Se interrumpió por la repentina aparición de una lechuza por la ventana abierta, que dejo caer un grueso sobre y se fue al instante. Furioso, el pocionista se apartó de la chica y se levantó, dispuesto a quemar ese sobre sin importarle de quien fuera, pero se lo pensó dos veces al ver el tipo de sobre que le habían enviado. Era un vociferador.

-Severus el retrato del director Dumbledore me ha pedido que te recuerde el encargo que debes hacer por la madrugada. Todo depende de eso.-La voz de la profesora, y nueva directora de Hogwarts, McGonagall lleno el silencio y un instante después el sobre se incinero.

-Maldita sea.-Dijo Snape por lo bajo, camino hasta su escritorio y bebió de un pequeño frasco que contenía un liquido azul, que al instante despejo su mente. Al terminar volteo a ver un momento a Hermione y dijo con voz fría.-Marchase a su torre Granger.

-¿Por qué?

-No tengo tiempo para explicar, solo hágalo. Volveré en la mañana y la buscare.-Dijo Snape caminando nuevamente hacia la chimenea. Hermione se acomodó la ropa y se levantó de la cómoda cama, caminando hacia la salida. Al pasar al lado de su profesor giro los ojos hacia los de él y su fría mascara de siempre.

-Entonces hasta mañana.-Dijo y sin pensarlo se acercó, lo tomo del cuello y junto, de forma suave y delicada, sus labios con los de él. Ese gesto dejo sorprendido a Snape, que siguió mirándola hacia la puerta con cara de estúpido luego de que ella lo soltó y se marchó. Solo se habían besado unos segundos, pero eso había bastado para que una fuerte corriente eléctrica lo sacudiera por dentro y lo hiciera desear ir detrás de ella y seguirla besando.

-Debo estar loco.-Dijo en voz alta, entrando en las llamas verdes de la chimenea.


-¿Cormac?-Pregunto Hermione extrañada, al entrar en la sala común y ver al enorme chico tirado en el suelo, inconsciente.

-Enervate.-Dijo apuntándolo con su varita.

-Ahhggg.-Se quejó Cormac, levantándose lentamente de la alfombra y sobándose la cabeza.- ¿Qué paso?, ¿Hermione?-Pregunto fijándose en ella.

-Si soy yo, ¿Estas bien?-Pregunto.

-Eso creo, aunque me duele mucho la cabeza.-Dijo el chico.

-Ven te voy a ayudar.-Dijo ella y tomo el brazo del chico.

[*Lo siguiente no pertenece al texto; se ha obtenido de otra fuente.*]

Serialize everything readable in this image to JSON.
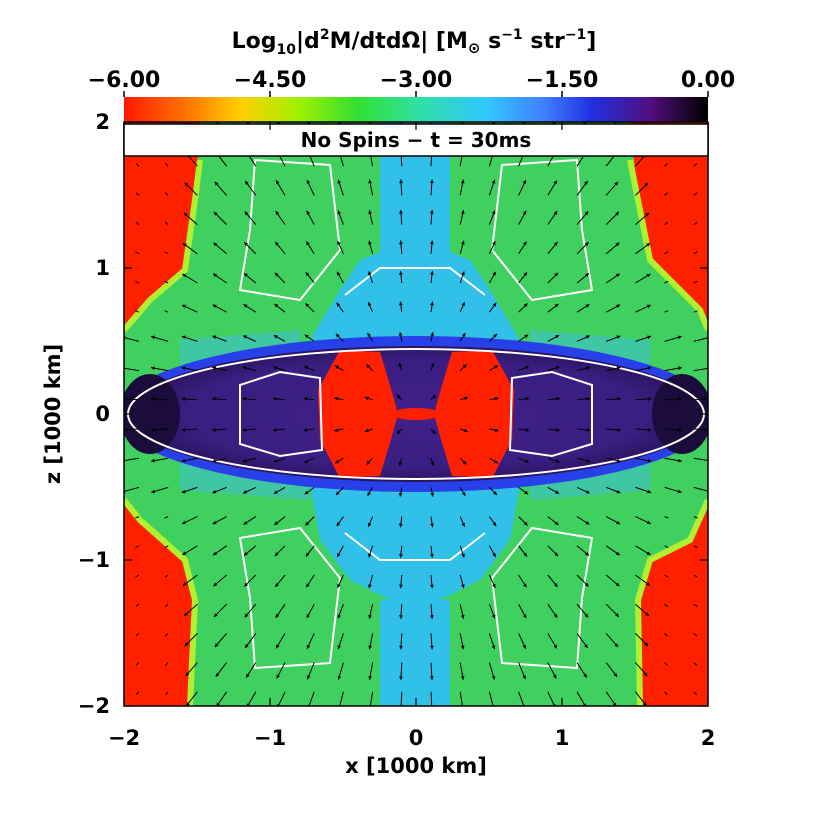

Era la segunda vez que lo hacía en la noche, peo no quería pensar en lo último que había hecho en el despacho se Snape. Aun se sentía confundida por su acción y más porque no había sentido en ese beso el deseo y la pasión de siempre, pero si una rara chispa o corriente.

-Gracias Hermione.-Dijo Cormac pasando una mano por el hombro de ella y arrastrando los pies hasta el sofá rojo.

-¿Necesitas algo?-Pregunto ella colocándolo en el sofá, sintiéndose incomoda por su intensa mirada.

-No tranquila estoy bien, pero me gustaría contar con tu compañía un poco más, si no te molesta.

-No, para nada.-Dijo con voz insegura y sentándose a un lado del sofá, a una prudente distancia de él.

-¿Acababas de llegar?-Pregunto Cormac al ver que ella no decía nada.

-No, yo estaba en mi cuarto, adelantando unos trabajos.-Mintió.

-¿A estas horas?-Pregunto el mirando el reloj que marcaba las dos de la mañana.

-Si lo que pasa es que no podía dormir así que decidí distraerme.

-Ahh.-Dijo el chico. En la media hora que siguió hablaron de cosas triviales y Cormac le contó sobre el día que tendrían su cita, que sería en Hogsmeade. Al levantarse para irse a dormir, al menos unas pocas horas, Hermione se despidió de Cormac con la mano, pero antes de subirse él le tomo el brazo y la acerco a él, dándole un suave beso en la esquina de su boca.

-Que descanses.-Dijo el chico tomando el rumbo hacia su cuarto. Sin saber cómo contestarle Hermione se quedó callada y espero hasta que la puerta de Cormac se hubiera cerrado para subir las escaleras a su propia habitación, con el presentimiento de que si no tenia cuidado las cosas podían salirse de control. Al pasar junto al cuarto de los chicos no se dio cuenta de la mirada de un pelirrojo, que hacía pocos minutos se había despertado y había caminado hacia la puerta, presenciando esa escena, lo que provoco que su rostro enrojeciera como su cabello y pensara en hablar con ella y exigirle una explicación.